Первые руки – это сам Соболев, а он вряд ли стал бы выкладывать столь интимные сведения кому попало. Хотя… Мефодий Всеславович говорил, что у Свиньиных-Морских домовых несколько и все настолько лояльны хозяевам, что все, что узнают тем или иным способом, непременно доносится до семьи. Узнав это, а также то, что шкатулку с самим Мефодием Всеславовичем в доме Свиньиных-Морских ни в коем случае открывать нельзя, я сразу предупредила Песцова, что по-английски говорим даже под пологом, а то вдруг вычислят по артикуляции. Поэтому сейчас я из последних сил старалась сохранять невозмутимость, делая вид, что не понимаю, о чем речь, но Песцову такие ограничения были не нужны, и он позволил проявиться на физиономии скептическому выражению.
– У Соболевых – и вдруг проблема с магами? Шутить изволите, Аркадий Владимирович. Сам Соболев – весьма искусный маг, ежели вы вдруг запамятовали. Это общеизвестно.
– Искусный-то он искусный, – хитро улыбнулся Свиньин-Морской. – Да только не со своей магией, с заемной. Своей ему только-только хватает управляться с артефактами. Хиреют древние роды́, не поспоришь. Им нужно вливать новую свежую кровь, а они все за традиции держатся.
– Так традиции не на пустом месте создавались, – возразил Песцов, явно не понимая, куда клонит хозяин дома и не получится ли так, что наша поездка закончится арестом по доносу за неуважение к правящему семейству. – Если монархи будут жениться на ком попало, то вливание новой крови резко ухудшит старую.
В гостиную с подносом вплыла горничная, словно сошедшая с английского полотна: белейшая кружевная наколка, накрахмаленный фартук и строгое темно-серое платье под горло. На подносе стояли три стопки.

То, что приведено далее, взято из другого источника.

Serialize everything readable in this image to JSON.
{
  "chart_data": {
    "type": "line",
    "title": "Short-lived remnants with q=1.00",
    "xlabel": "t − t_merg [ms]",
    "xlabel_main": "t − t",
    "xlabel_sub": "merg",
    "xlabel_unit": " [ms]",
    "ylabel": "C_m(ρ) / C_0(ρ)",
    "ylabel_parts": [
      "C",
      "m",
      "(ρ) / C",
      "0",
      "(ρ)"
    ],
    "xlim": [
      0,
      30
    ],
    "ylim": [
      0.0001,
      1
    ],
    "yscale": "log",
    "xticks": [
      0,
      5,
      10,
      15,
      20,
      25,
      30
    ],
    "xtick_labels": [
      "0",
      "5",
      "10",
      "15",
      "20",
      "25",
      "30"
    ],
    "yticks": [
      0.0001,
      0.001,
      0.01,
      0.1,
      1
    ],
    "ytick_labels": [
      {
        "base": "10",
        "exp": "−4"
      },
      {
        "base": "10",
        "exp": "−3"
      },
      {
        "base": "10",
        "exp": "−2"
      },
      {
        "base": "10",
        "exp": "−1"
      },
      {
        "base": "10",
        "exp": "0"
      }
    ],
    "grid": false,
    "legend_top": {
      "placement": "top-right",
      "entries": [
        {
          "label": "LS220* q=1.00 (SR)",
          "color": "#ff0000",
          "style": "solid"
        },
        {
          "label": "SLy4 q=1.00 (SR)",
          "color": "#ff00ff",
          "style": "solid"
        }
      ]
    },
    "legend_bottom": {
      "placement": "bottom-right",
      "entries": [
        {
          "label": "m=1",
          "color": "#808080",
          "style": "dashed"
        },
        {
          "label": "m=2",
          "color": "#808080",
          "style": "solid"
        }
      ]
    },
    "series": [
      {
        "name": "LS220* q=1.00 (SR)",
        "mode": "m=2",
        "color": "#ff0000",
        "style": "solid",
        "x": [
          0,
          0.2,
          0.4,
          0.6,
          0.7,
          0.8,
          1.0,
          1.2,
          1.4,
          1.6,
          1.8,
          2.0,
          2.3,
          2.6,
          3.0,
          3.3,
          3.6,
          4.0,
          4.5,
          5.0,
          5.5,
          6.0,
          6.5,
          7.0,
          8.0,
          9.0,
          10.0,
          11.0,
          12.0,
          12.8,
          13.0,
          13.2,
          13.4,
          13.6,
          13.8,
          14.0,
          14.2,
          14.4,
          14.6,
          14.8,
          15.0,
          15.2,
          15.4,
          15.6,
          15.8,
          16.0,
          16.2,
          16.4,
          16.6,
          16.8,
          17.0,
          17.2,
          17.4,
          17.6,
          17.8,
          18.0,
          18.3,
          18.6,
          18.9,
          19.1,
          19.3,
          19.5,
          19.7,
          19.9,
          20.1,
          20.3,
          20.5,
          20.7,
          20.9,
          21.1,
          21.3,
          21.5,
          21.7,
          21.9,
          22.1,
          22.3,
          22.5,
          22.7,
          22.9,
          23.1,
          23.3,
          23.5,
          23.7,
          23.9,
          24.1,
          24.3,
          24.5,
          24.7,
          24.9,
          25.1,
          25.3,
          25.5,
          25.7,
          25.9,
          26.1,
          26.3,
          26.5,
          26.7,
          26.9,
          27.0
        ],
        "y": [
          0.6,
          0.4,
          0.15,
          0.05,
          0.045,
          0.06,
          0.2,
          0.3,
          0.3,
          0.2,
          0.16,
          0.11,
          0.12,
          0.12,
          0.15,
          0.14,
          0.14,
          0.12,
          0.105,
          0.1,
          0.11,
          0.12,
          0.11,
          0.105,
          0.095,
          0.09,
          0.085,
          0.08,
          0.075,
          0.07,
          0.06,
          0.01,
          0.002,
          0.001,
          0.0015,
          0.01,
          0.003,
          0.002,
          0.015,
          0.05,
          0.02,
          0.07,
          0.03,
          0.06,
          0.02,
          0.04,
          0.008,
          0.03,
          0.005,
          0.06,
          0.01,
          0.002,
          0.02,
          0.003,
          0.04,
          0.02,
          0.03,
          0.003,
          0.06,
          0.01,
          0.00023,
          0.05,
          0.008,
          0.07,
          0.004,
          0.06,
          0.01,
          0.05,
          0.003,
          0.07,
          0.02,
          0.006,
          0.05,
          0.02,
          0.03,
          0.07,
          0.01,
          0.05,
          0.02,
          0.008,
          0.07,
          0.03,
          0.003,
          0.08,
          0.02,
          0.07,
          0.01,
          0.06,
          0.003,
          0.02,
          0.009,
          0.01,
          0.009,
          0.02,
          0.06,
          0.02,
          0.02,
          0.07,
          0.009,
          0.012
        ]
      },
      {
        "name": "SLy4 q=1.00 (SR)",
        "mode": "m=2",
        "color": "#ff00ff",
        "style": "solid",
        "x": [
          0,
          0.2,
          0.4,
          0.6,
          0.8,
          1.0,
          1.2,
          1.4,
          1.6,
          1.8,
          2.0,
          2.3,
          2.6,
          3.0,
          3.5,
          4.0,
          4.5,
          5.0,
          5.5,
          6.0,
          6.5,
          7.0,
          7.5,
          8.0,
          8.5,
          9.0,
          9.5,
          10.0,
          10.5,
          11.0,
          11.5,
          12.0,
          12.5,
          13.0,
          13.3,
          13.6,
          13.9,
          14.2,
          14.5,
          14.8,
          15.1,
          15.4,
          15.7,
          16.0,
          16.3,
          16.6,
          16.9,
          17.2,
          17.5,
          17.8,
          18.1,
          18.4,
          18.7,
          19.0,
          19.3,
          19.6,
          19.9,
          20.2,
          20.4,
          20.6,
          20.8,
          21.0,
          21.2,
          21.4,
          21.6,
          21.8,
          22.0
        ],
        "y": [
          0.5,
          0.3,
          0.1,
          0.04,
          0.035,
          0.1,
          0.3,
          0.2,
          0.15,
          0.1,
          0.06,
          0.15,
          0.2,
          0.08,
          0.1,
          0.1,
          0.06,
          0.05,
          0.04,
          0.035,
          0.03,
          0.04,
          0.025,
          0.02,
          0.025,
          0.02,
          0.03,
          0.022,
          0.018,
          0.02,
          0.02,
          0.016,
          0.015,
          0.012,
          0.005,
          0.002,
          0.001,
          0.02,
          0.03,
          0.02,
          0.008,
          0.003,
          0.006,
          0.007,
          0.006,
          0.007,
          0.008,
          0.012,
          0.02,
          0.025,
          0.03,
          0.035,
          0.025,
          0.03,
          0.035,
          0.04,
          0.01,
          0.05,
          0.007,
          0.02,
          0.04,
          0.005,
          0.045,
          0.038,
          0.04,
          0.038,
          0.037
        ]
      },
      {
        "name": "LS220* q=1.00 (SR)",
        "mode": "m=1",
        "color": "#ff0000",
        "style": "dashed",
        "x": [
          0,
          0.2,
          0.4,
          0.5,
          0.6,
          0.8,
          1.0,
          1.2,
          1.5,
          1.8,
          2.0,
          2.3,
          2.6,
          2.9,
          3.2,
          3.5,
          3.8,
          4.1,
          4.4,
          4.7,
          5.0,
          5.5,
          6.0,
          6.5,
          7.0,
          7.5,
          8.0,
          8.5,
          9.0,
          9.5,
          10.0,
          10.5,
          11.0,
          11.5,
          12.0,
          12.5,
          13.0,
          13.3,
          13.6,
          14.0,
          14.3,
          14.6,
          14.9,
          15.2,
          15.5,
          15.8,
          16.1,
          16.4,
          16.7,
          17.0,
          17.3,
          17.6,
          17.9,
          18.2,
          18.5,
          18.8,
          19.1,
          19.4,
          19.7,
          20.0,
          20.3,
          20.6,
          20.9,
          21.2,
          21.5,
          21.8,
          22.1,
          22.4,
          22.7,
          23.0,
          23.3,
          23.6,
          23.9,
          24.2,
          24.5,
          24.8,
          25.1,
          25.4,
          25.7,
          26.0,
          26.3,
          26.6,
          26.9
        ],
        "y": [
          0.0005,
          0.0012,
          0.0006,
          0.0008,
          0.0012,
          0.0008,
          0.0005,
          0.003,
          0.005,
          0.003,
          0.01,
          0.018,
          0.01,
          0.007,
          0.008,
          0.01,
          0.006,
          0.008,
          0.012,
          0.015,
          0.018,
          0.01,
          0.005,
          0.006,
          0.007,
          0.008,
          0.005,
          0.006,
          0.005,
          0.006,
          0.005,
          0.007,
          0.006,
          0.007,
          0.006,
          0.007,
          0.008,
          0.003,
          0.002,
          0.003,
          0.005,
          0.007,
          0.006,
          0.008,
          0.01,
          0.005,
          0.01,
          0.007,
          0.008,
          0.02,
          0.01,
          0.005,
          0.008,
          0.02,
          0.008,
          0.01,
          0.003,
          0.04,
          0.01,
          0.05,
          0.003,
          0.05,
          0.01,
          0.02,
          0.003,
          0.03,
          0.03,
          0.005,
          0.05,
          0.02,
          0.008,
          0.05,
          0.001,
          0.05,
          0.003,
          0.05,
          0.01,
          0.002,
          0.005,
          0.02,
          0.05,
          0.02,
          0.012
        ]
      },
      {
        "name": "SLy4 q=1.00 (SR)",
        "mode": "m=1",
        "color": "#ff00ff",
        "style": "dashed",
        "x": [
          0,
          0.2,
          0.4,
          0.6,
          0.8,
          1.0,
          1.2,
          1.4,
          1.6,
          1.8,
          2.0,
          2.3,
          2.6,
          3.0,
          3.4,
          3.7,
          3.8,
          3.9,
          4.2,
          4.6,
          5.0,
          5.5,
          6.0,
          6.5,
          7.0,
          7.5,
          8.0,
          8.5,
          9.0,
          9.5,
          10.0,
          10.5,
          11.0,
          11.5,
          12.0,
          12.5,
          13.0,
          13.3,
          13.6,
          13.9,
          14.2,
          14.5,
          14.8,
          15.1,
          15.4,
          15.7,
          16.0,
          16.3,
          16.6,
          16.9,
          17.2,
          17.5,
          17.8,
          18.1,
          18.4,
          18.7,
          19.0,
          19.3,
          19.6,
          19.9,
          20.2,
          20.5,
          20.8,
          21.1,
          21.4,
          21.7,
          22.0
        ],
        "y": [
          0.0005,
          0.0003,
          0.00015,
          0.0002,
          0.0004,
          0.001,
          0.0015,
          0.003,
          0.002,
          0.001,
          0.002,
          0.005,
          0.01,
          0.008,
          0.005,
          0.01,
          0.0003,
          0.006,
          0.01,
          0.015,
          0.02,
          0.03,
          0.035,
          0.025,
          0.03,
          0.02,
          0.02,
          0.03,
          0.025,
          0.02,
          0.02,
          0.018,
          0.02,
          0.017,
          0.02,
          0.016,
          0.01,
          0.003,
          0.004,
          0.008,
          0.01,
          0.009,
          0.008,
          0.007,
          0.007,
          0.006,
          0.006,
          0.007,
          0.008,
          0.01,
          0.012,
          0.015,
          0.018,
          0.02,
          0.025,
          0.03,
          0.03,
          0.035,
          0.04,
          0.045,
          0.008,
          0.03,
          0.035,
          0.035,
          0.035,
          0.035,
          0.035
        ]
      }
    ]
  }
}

– Для аппетиту, – потирая руки, радостно объявил хозяин дома. – Дмитрий Валерьевич, мисс Мэннинг…
– Мисс Мэннинг не пьет, – ответил за меня Песцов, – для голоса вредно, а вот я с превеликим удовольствием.
Еще бы: фляжка, которую он носил при себе, была не такой большой и к этому времени наверняка опустела. Третья стопка, предназначенная мне, недолго сиротливо стояла на оставленном горничной подносе, Песцов ее прибрал сразу, как опустошил свою, а свою он опустошил, как только она попала ему в руки.
– Хороша, – уважительно охнул напарник. – На чем настаиваете, если не секрет?
– Секрет, – отвечал довольный Свиньин-Морской.
– Так уж секрет? – не поверил Песцов, цедя вторую стопку мелкими осторожными глоточками. – Здесь точно чувствуется мягкость кедровых орехов. И зверобой, горечь зверобоя ни с чем не перепутаешь, не так ли, Аркадий Владимирович?
– Так вот, возвращаясь к необходимости вливания новой крови, – не поддался на провокацию хозяин дома. – Многие старые роды это уже поняли и предпочитают искать спутников жизни не в кругу кланов, входящих в Совет. Думаете, зачем Волков вокруг меня крутится?
– Зачем? – поддержал его Песцов, знатно подобревший после настойки для аппетита.
– Так ради Поленьки, – уверенно ответил Свиньин-Морской, хлопая себя руками по бедрам.
Судя по тому, что я успела узнать, наш гостеприимный хозяин занимался поставками в армию, а значит, интерес Волкова, скорее всего, был связан именно с этим, а не с дочерью. Поэтому для себя я отметила, что в споре между Соболевыми и Волковыми Свиньин-Морской точно займет сторону последнего. Во всяком случае, пока ему кажется, что у того матримониальные намерения. Похоже, так же подумал Песцов – вон как выразительно на меня глянул. Или он сейчас про то, что Волков не пропускает ни одной юбки? Точнее, полезной юбки, поскольку мисс Мэннинг штабс-капитан точно не хотел обаять.
– Гуд морнинг, – гордо вплывшая в гостиную дщерь Свиньина-Морского выпалила с таким ужасающим акцентом, что я поняла: зря мы опасались разоблачения с ее стороны, она даже не разберет большинство того, что я говорю. – Хау ду ю ду, мисс Мэннинг?
– Песцов Дмитрий Валерьевич, к вашим услугам, – подплыл к ней компаньон, решивший то ли вызвать огонь на себя, то ли понять, чем девушка могла привлечь Волкова. – К сожалению, мисс Мэннинг не может говорить, бережет связки. Но она очень, очень рада знакомству. Как и я.